Collection of Personal Information
Cohere’s Models are trained on a proprietary mix of datasets from various sources including publicly available information, datasets developed by Cohere with human annotation or generated automatically with AI (i.e. synthetic data), and datasets sourced from specialised data vendors.Cohere does not intentionally collect any personal information for the purpose of model training. Personal information is not particularly useful for the enterprise capabilities we train our Models for, and we take steps to minimise the possibility of any personal information being included in the mix of datasets we use for training.

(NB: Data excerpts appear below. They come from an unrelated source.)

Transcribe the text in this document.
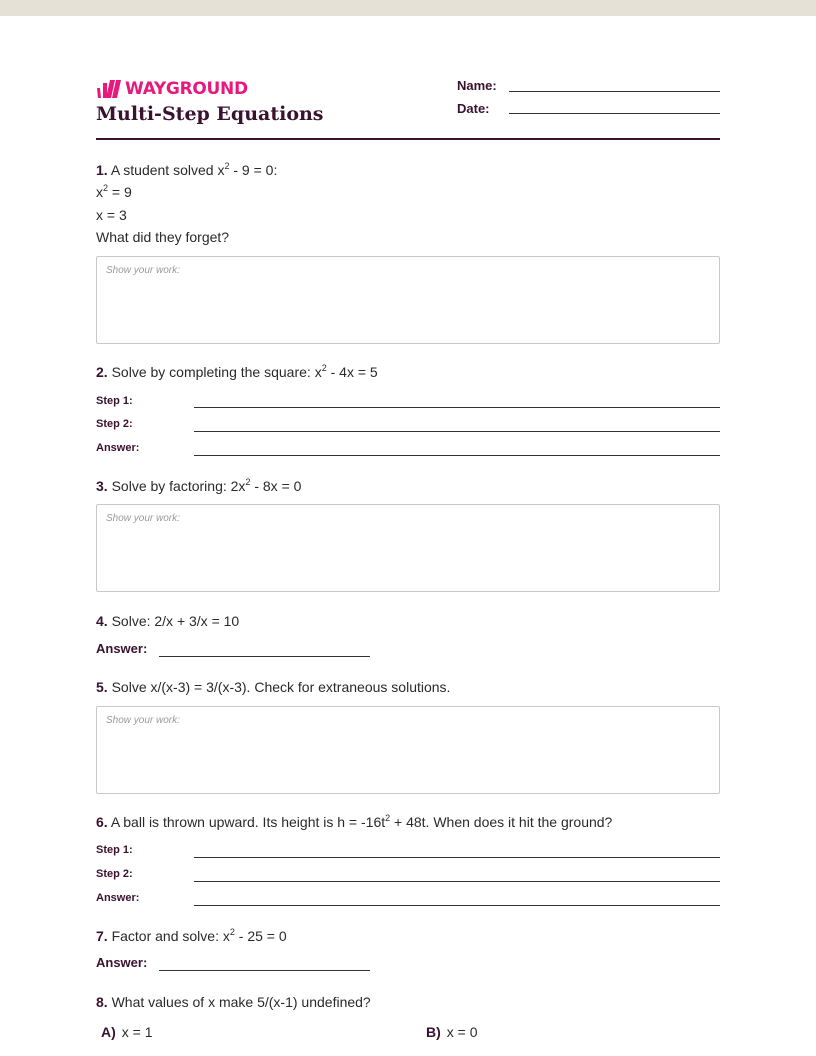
WAYGROUND
Multi-Step Equations
Name:
Date:
1. A student solved $x^2 - 9 = 0$:
$x^2 = 9$
x = 3
What did they forget?
Show your work:
2. Solve by completing the square: $x^2 - 4x = 5$
Step 1:
Step 2:
Answer:
3. Solve by factoring: $2x^2 - 8x = 0$
Show your work:
4. Solve: 2/x + 3/x = 10
Answer:
5. Solve x/(x-3) = 3/(x-3). Check for extraneous solutions.
Show your work:
6. A ball is thrown upward. Its height is $h = -16t^2 + 48t$. When does it hit the ground?
Step 1:
Step 2:
Answer:
7. Factor and solve: $x^2 - 25 = 0$
Answer:
8. What values of x make 5/(x-1) undefined?
A) x = 1	B) x = 0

However, it is possible we may receive personal information in the following cases:- Publicly available information on the web: Because the internet includes information about people, it is possible we may receive personal information when we use third party datasets that contain publicly available information. We take steps to remove any personal information we may have incidentally collected in this way before using content in training, like filtering out domains that are likely to contain high volumes of information about people (e.g. social media domains). If we collect information from the web directly ourselves, we take steps to ensure crawlers we use respect strict policies, like not accessing password-protected pages or content behind paywalls.
- Datasets sourced from third party vendors: We take steps to ensure our vendors do not include personal information in datasets provided to us, or where that is not possible, we take steps to de-identify the information before any use for training purposes.
- Data from our Products: In most cases, Cohere customers use Cohere Products in their own environments or in third party environments, meaning Cohere has no access to inputs submitted to its Models and other products. Where a user has given Cohere permission to use inputs and outputs for model training, we take steps to de-identify and strip personal information that may appear in inputs or outputs prior to use in model training. See our Privacy Policy for information about how we handle personal information on our Cohere API SaaS Platform.
Privacy and Security Safeguards for Model Training
We implement measures throughout the AI development lifecycle to mitigate the risks of this process, including privacy and security risks. These measures include:- Adherence to and implementation of ISO-certified controls for information security and AI management through our ISO 27001 and ISO 42001 certifications;
- Safety mitigations and evaluations to identify, assess, and mitigate risks of harms to individuals or society;
- Access controls to limit access to training data to only those personnel who require access to perform their functions;
- Supply chain controls for any third parties such as data vendors;
- Designing and testing our Models to perform well on real-word enterprise tasks, like providing accurate outputs in response to a user query.